Select an output folder location and name for eventual output folder

Finding the Mobile Genetic Element Detection Results¶

The job can be located from three places on any BV-BRC/dxkb page. Clicking on the Workspace tab will reveal two of the places where the workspace or jobs folder can be located, and also from the Jobs monitor located at the lower right of any BV-BRC page.

The landing page shows all the files produced by the job that was submitted. The top portion gives details such as the run time and input parameters

Each job will return a report summarizing the results. Click on that Analysis_Summary.html file to view this report.

The report has two overall sections – displaying first contigs identified as viral, and then contigs identified as plasmids.

Contigs identified as viral are displayed here, along with a number of details and links to annotations performed by other BV-BRC tools on those contigs. Details taken from geNomad – such as contigs length, GC%, status (virus, provirus) as well as geNomad assignment probability score and taxonomy, are displayed here. Also displayed are additional details of analysis carried out by BV-BRC. Phannotate annotations are carried out on identified viral sequences, and this links these identified viral contigs to BV-BRC databases – which can be accessed through the Genome ID column for each viral contig.
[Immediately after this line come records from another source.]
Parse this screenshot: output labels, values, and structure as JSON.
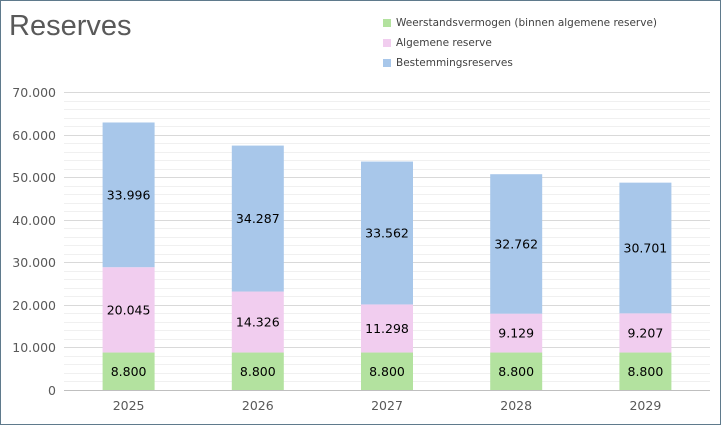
{
  "chart_data": {
    "type": "bar",
    "stacked": true,
    "title": "Reserves",
    "xlabel": "",
    "ylabel": "",
    "categories": [
      "2025",
      "2026",
      "2027",
      "2028",
      "2029"
    ],
    "ylim": [
      0,
      70000
    ],
    "yticks": [
      0,
      10000,
      20000,
      30000,
      40000,
      50000,
      60000,
      70000
    ],
    "ytick_labels": [
      "0",
      "10.000",
      "20.000",
      "30.000",
      "40.000",
      "50.000",
      "60.000",
      "70.000"
    ],
    "grid": true,
    "legend_position": "top-right",
    "series": [
      {
        "name": "Weerstandsvermogen (binnen algemene reserve)",
        "color": "#b3e29f",
        "values": [
          8800,
          8800,
          8800,
          8800,
          8800
        ],
        "labels": [
          "8.800",
          "8.800",
          "8.800",
          "8.800",
          "8.800"
        ]
      },
      {
        "name": "Algemene reserve",
        "color": "#f1cdef",
        "values": [
          20045,
          14326,
          11298,
          9129,
          9207
        ],
        "labels": [
          "20.045",
          "14.326",
          "11.298",
          "9.129",
          "9.207"
        ]
      },
      {
        "name": "Bestemmingsreserves",
        "color": "#a8c7ea",
        "values": [
          33996,
          34287,
          33562,
          32762,
          30701
        ],
        "labels": [
          "33.996",
          "34.287",
          "33.562",
          "32.762",
          "30.701"
        ]
      }
    ]
  }
}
Contigs identified as plasmids are displayed here, along with a number of details and links to annotations performed by other BV-BRC tools on those contigs Details are taken from geNomad such as contig length, GC%, topology and geNomad assignment probability score. Also displayed are additional details of analysis carried out by BV-BRC. RAST annotations are carried out on identified plasmid sequences, and this links these identified plasmid contigs to BV-BRC databases – which can be accessed through the Genome ID column for each plasmid contig.
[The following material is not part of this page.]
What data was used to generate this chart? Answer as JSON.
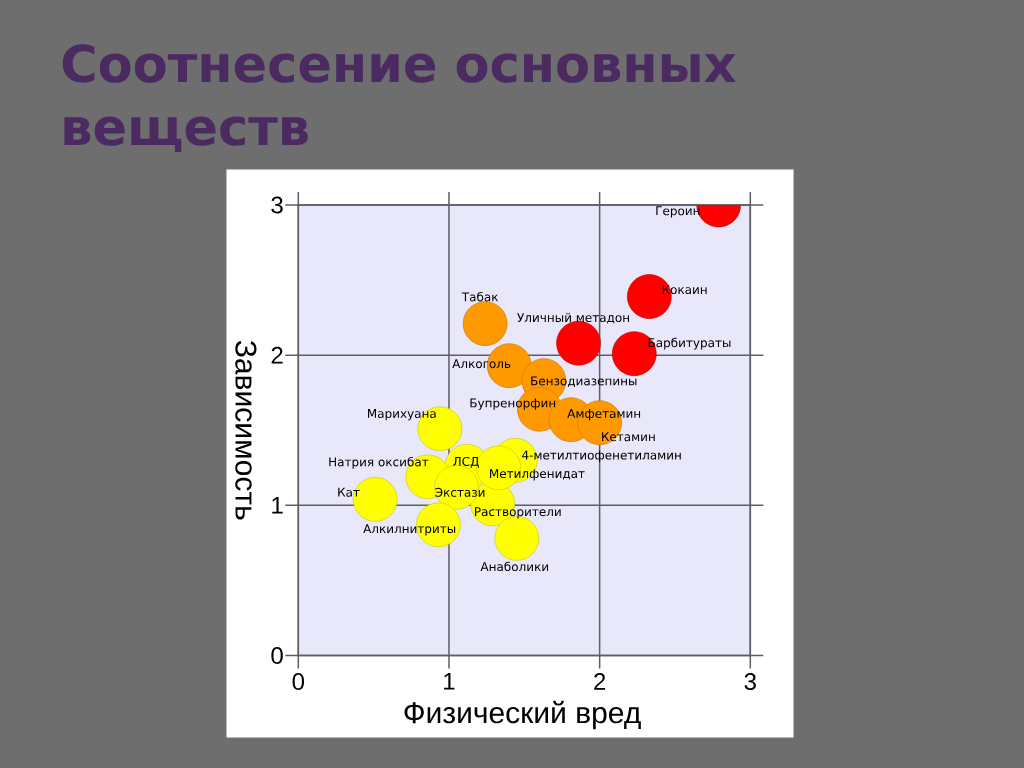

In addition to this summary which then provides links to BV-BRC analyzed genome IDs, other outputs are provided linking to raw data.
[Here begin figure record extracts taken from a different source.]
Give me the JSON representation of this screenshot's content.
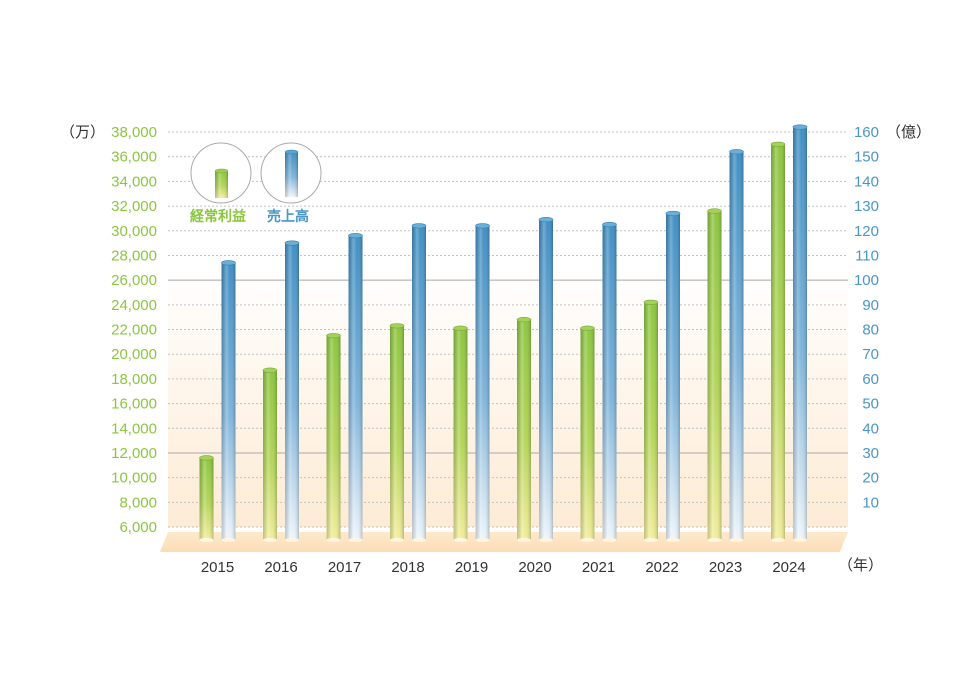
{
  "chart_data": {
    "type": "bar",
    "categories": [
      "2015",
      "2016",
      "2017",
      "2018",
      "2019",
      "2020",
      "2021",
      "2022",
      "2023",
      "2024"
    ],
    "series": [
      {
        "name": "経常利益",
        "axis": "left",
        "color": "#8cc63f",
        "values": [
          11600,
          18700,
          21500,
          22300,
          22100,
          22800,
          22100,
          24200,
          31600,
          37000
        ]
      },
      {
        "name": "売上高",
        "axis": "right",
        "color": "#4a96c8",
        "values": [
          107,
          115,
          118,
          122,
          122,
          124.5,
          122.5,
          127,
          152,
          162
        ]
      }
    ],
    "y_left": {
      "unit_label": "（万）",
      "min": 6000,
      "max": 38000,
      "ticks": [
        "6,000",
        "8,000",
        "10,000",
        "12,000",
        "14,000",
        "16,000",
        "18,000",
        "20,000",
        "22,000",
        "24,000",
        "26,000",
        "28,000",
        "30,000",
        "32,000",
        "34,000",
        "36,000",
        "38,000"
      ],
      "color": "#8cc63f"
    },
    "y_right": {
      "unit_label": "（億）",
      "min": 0,
      "max": 160,
      "ticks": [
        "10",
        "20",
        "30",
        "40",
        "50",
        "60",
        "70",
        "80",
        "90",
        "100",
        "110",
        "120",
        "130",
        "140",
        "150",
        "160"
      ],
      "color": "#4a96c8"
    },
    "x_unit_label": "（年）",
    "grid": true,
    "legend_position": "top-left"
  }
}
a. Virus summary .tsv and Plasmid summary.tsv are provided, which is a sample wide summary of all viral and plasmid contigs identified, respectively.

b. Plasmid_Annotation and Viral_Annotation folders are provided, in which a single folder for each contig identified as either plasmid or virus can be found. Inside that folder for every single contig of either group, a single .fasta file containing only that contig can be found. This allows direct download or manipulation for further analysis.